Ziman Center Research Page Ziman Center Home Page


Research | Research Briefs | Recent Publications

ILLUSTRATIVE WORKING PAPERS AND RESEARCH BRIEFS

The Ziman Center was formed with a mandate to create and administer UCLA’s activities surrounding the topic of real estate.  To further this mandate, The Center has developed a community of scholars who undertake real estate related research.  These Affiliated Faculty are drawn from departments throughout the UCLA campus, including management, economics, law, public policy, urban planning, engineering, and architecture.  The Working Papers Series is made up of research undertaken by the Affiliated Faculty.  The purpose of these papers is to widely distribute the results of this research.  At regular intervals The Ziman Center prepares research briefs that provide insights into research to the wider real estate community.

WP 2007-1: “Housing Wealth, Financial Wealth, and Consumption: New Evidence from Micro Data” by Raphael Bostic, Stuart Gabriel and Gary Painter.

Issue:

The magnitude of the impact of prospective declines in home values on macro economic activity is one of the most important macro economic issues faced by the Nation today.  This paper uses a new data set to estimate the effects of changes in financial and housing wealth on consumption expenditures.  The research finds relatively large housing wealth effects. An important implication of this paper is that the economy may be subject to substantial macro-economic risks from moderate retrenchment in house values.

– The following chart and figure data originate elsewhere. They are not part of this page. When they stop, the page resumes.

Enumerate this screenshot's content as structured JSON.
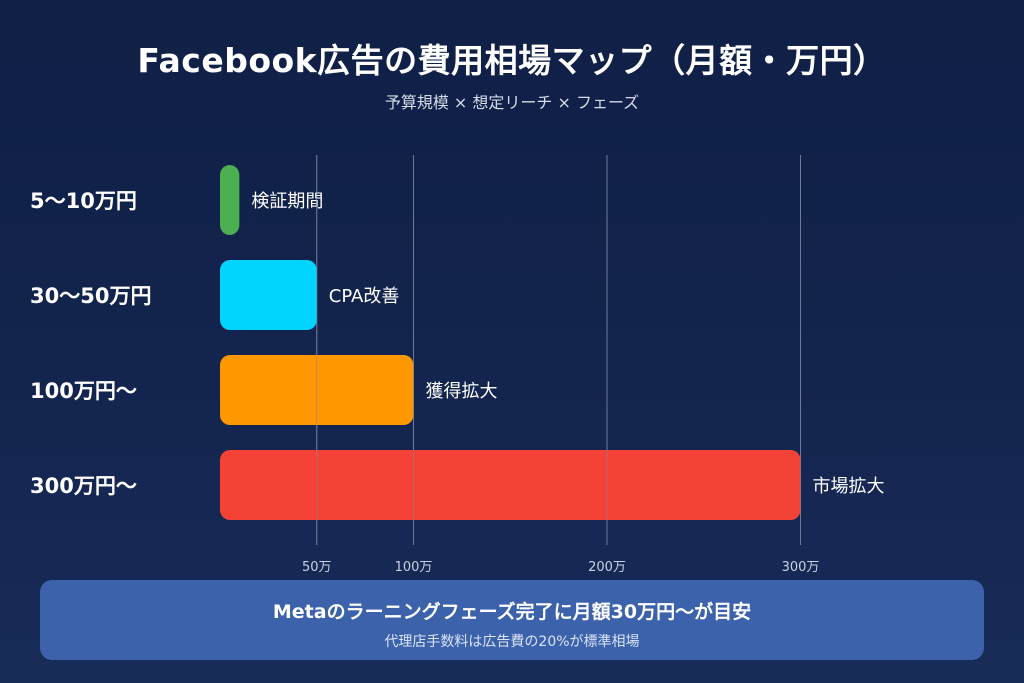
{
  "title": "Facebook広告の費用相場マップ（月額・万円）",
  "subtitle": "予算規模 × 想定リーチ × フェーズ",
  "chart_data": {
    "type": "bar",
    "orientation": "horizontal",
    "categories": [
      "5〜10万円",
      "30〜50万円",
      "100万円〜",
      "300万円〜"
    ],
    "values": [
      10,
      50,
      100,
      300
    ],
    "bar_labels": [
      "検証期間",
      "CPA改善",
      "獲得拡大",
      "市場拡大"
    ],
    "colors": [
      "#4caf50",
      "#00d4ff",
      "#ff9800",
      "#f44336"
    ],
    "x_ticks": [
      {
        "value": 50,
        "label": "50万"
      },
      {
        "value": 100,
        "label": "100万"
      },
      {
        "value": 200,
        "label": "200万"
      },
      {
        "value": 300,
        "label": "300万"
      }
    ],
    "xlim": [
      0,
      300
    ],
    "grid": true
  },
  "footer": {
    "main": "Metaのラーニングフェーズ完了に月額30万円〜が目安",
    "sub": "代理店手数料は広告費の20%が標準相場"
  }
}
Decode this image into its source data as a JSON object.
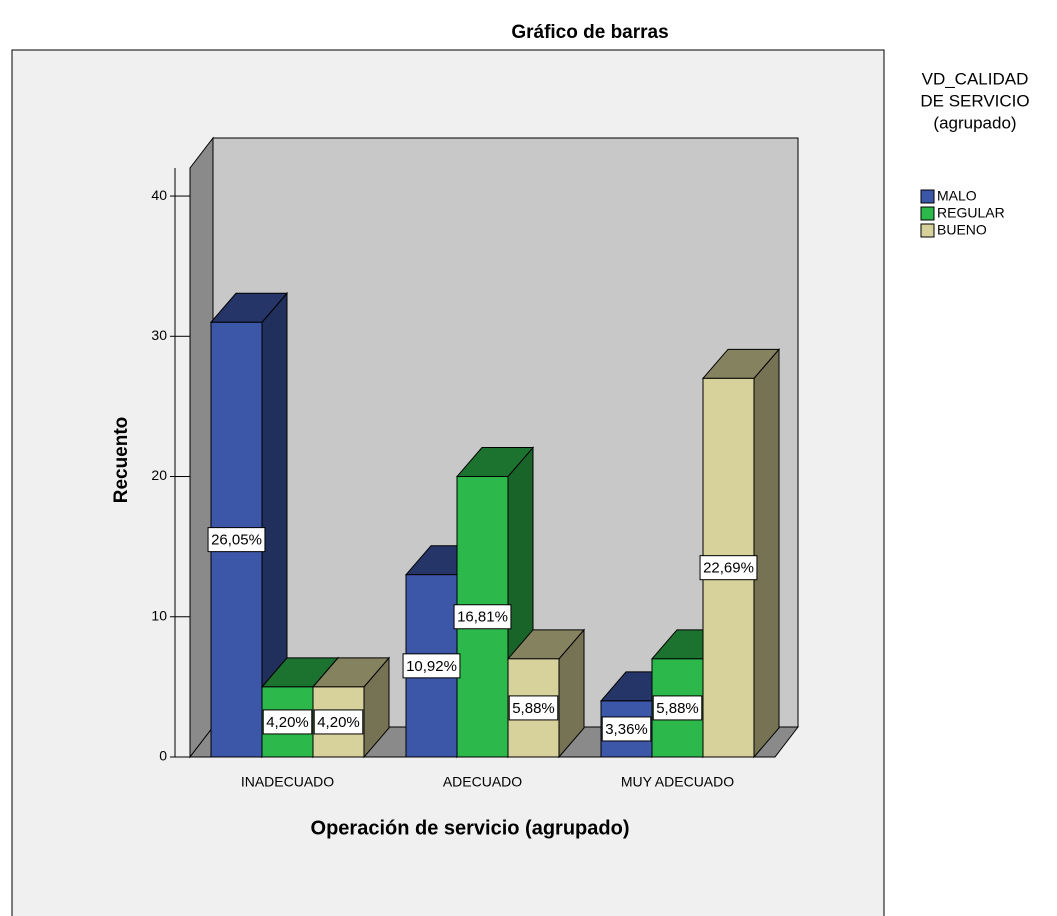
{
  "chart_data": {
    "type": "bar3d",
    "title": "Gráfico de barras",
    "x_label": "Operación de servicio (agrupado)",
    "y_label": "Recuento",
    "legend_title": [
      "VD_CALIDAD",
      "DE SERVICIO",
      "(agrupado)"
    ],
    "categories": [
      "INADECUADO",
      "ADECUADO",
      "MUY ADECUADO"
    ],
    "series": [
      {
        "name": "MALO",
        "color": "#3c56a8",
        "values": [
          31,
          13,
          4
        ],
        "value_labels": [
          "26,05%",
          "10,92%",
          "3,36%"
        ]
      },
      {
        "name": "REGULAR",
        "color": "#2db84b",
        "values": [
          5,
          20,
          7
        ],
        "value_labels": [
          "4,20%",
          "16,81%",
          "5,88%"
        ]
      },
      {
        "name": "BUENO",
        "color": "#d7d19b",
        "values": [
          5,
          7,
          27
        ],
        "value_labels": [
          "4,20%",
          "5,88%",
          "22,69%"
        ]
      }
    ],
    "ylim": [
      0,
      42
    ],
    "yticks": [
      0,
      10,
      20,
      30,
      40
    ],
    "grid": false,
    "legend": "right"
  }
}
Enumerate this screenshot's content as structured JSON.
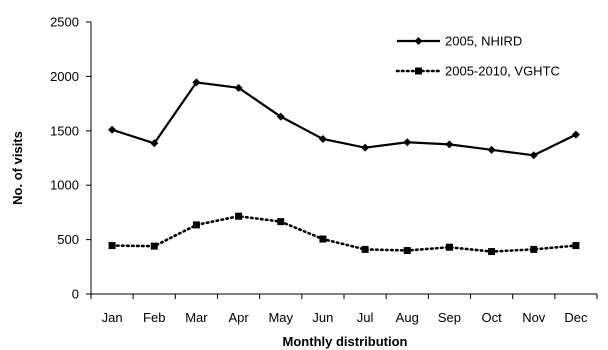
{
  "chart_data": {
    "type": "line",
    "categories": [
      "Jan",
      "Feb",
      "Mar",
      "Apr",
      "May",
      "Jun",
      "Jul",
      "Aug",
      "Sep",
      "Oct",
      "Nov",
      "Dec"
    ],
    "xlabel": "Monthly distribution",
    "ylabel": "No. of visits",
    "ylim": [
      0,
      2500
    ],
    "yticks": [
      0,
      500,
      1000,
      1500,
      2000,
      2500
    ],
    "grid": false,
    "legend_position": "top-right",
    "series": [
      {
        "name": "2005, NHIRD",
        "line_style": "solid",
        "marker": "diamond",
        "color": "#000000",
        "values": [
          1510,
          1385,
          1945,
          1895,
          1630,
          1425,
          1345,
          1395,
          1375,
          1325,
          1275,
          1465
        ]
      },
      {
        "name": "2005-2010, VGHTC",
        "line_style": "dotted",
        "marker": "square",
        "color": "#000000",
        "values": [
          445,
          440,
          635,
          715,
          665,
          505,
          410,
          400,
          430,
          390,
          410,
          445
        ]
      }
    ]
  }
}
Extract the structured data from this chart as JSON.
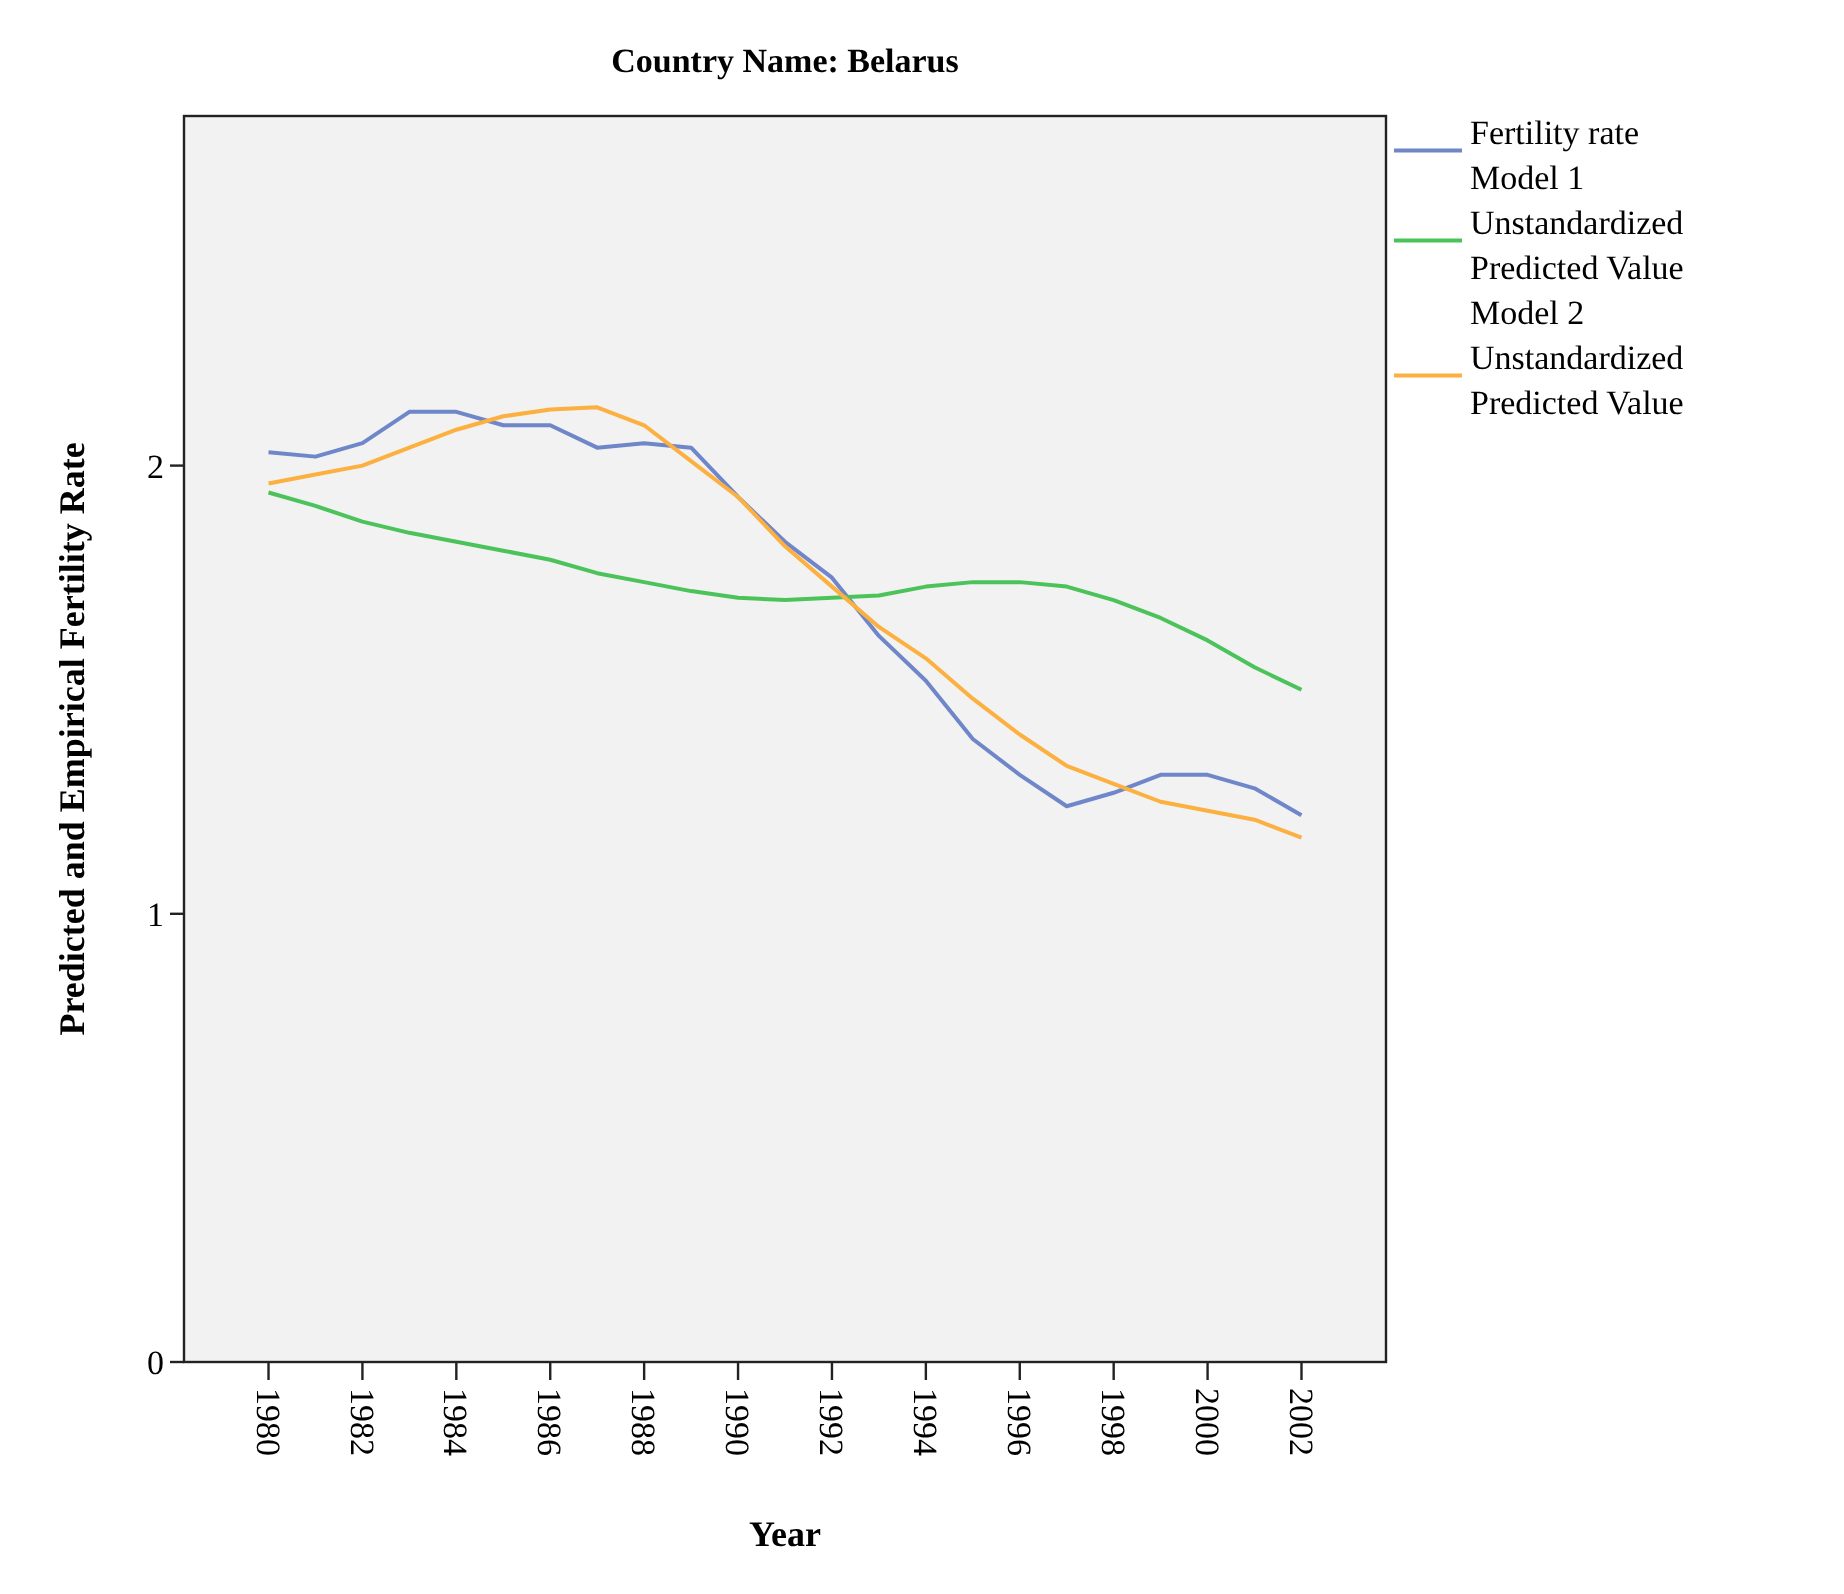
{
  "chart_data": {
    "type": "line",
    "title": "Country Name: Belarus",
    "xlabel": "Year",
    "ylabel": "Predicted and Empirical Fertility Rate",
    "x": [
      1980,
      1981,
      1982,
      1983,
      1984,
      1985,
      1986,
      1987,
      1988,
      1989,
      1990,
      1991,
      1992,
      1993,
      1994,
      1995,
      1996,
      1997,
      1998,
      1999,
      2000,
      2001,
      2002
    ],
    "series": [
      {
        "name": "Fertility rate",
        "color": "#6f86c9",
        "values": [
          2.03,
          2.02,
          2.05,
          2.12,
          2.12,
          2.09,
          2.09,
          2.04,
          2.05,
          2.04,
          1.93,
          1.83,
          1.75,
          1.62,
          1.52,
          1.39,
          1.31,
          1.24,
          1.27,
          1.31,
          1.31,
          1.28,
          1.22
        ]
      },
      {
        "name": "Model 1 Unstandardized Predicted Value",
        "color": "#4cc35a",
        "values": [
          1.94,
          1.91,
          1.875,
          1.85,
          1.83,
          1.81,
          1.79,
          1.76,
          1.74,
          1.72,
          1.705,
          1.7,
          1.705,
          1.71,
          1.73,
          1.74,
          1.74,
          1.73,
          1.7,
          1.66,
          1.61,
          1.55,
          1.5
        ]
      },
      {
        "name": "Model 2 Unstandardized Predicted Value",
        "color": "#fbb040",
        "values": [
          1.96,
          1.98,
          2.0,
          2.04,
          2.08,
          2.11,
          2.125,
          2.13,
          2.09,
          2.01,
          1.93,
          1.82,
          1.73,
          1.64,
          1.57,
          1.48,
          1.4,
          1.33,
          1.29,
          1.25,
          1.23,
          1.21,
          1.17
        ]
      }
    ],
    "xlim": [
      1978.2,
      2003.8
    ],
    "ylim": [
      0,
      2.78
    ],
    "xticks": [
      1980,
      1982,
      1984,
      1986,
      1988,
      1990,
      1992,
      1994,
      1996,
      1998,
      2000,
      2002
    ],
    "yticks": [
      0,
      1,
      2
    ],
    "legend": "top right",
    "grid": false,
    "marker": "none",
    "line_style": "solid"
  }
}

WP 2007-7“Catastrophic Risk and Credit Markets” by Mark J. Garmaise
and Tobias J. Moskowitz

Issue:

The country in general and California in particular, may be entering a period of increases in the probability of catastrophes either from nature or terrorism.  Financial markets can help mitigate these risks by providing insurance and/or by providing a source of funds to finance recovery following a catastrophe (e.g., borrowing).  This paper develops a model of the effects of catastrophic risk on real estate financing and prices and demonstrates that insurance market imperfections can restrict the supply of credit for properties subject to catastrophic risk.  To test the theory the authors undertake an empirical analysis using data on catastrophic earth-quake risk, commercial loans and property prices in the U.S. in the 1990s.  They conclude that inefficiencies in the supply of catastrophe insurance have a substantial ongoing effect on credit markets.  Specifically, the authors conclude that during the 1990’s earthquake risk reduced the provision of bank financing by approximately 22 percent in California.  The authors also argue that, in the absence of appropriate insurance markets, terrorism risk is likely to discourage bank financing of properties in high profile U.S. cities.

WP 2007-8: “The Cross-Sectional Dispersion of Commercial Real Estate Returns and Rent Growth: Time Variation and Economic Fluctuations” by Alberto Plazzi, Walter Torous and Rossen Valkanov

Issue:

The magnitude and determinates of the risk and returns to investments in commercial real estate has and will continue to be of interest to both practitioners and academics.  For equities, time variation in risk that is related to the state of the economy has been found at both the firm and market levels.  Prior to this paper there has been a dearth of research that investigates time variation in the risk associated with investments in commercial real estate.  The author’s analysis is based upon the assumption that the cross-sectional dispersion of returns is a measure of the risk faced by commercial real estate investors. This paper estimates the cross-sectional dispersions of returns and growth in rents for commercial real estate using data for the period 1986 to 2002. Their analysis finds time-varying cross-section variation in the dispersion of returns by property type.  This variation can be explained macroeconomic variables such as the term and credit spreads, inflation, and the short rate of interest. Finally, and possibly most importantly, the authors find evidence that non-market risks are priced for commercial real estate.

WP 2007-12: “Why Do the Poor Live in Cities? The Role of Public Transportation”
by Edward L. Glaeser, Matthew E. Kahn, and Jordan Rappaport

Issue:

The concentration of poverty in central cities is associated with a host of social and economic problems from failing schools to high crime rates. Literature suggest that the concentration of poverty can generate harmful “synergies” that exacerbate the social problems associated with poverty.  The authors objective is to understand the sorting of the poor, within metropolitan areas, into the dense inner cities.  The authors undertake statistical analysis that results in their rejecting the traditional explanation of urban poverty.  They conclude that the income elasticity of demand for land is too low for urban poverty to come from wealthy individuals’ wanting to live where land is cheap (i.e., the income elasticity of demand is not greater than unity).  Next the authors analyze commute times by commuting mode to see if public transportation can explain the sorting of the poor into the city center. Based upon their analysis the authors conclude that the urbanization of poverty comes mainly from better access to
public transportation in central cities.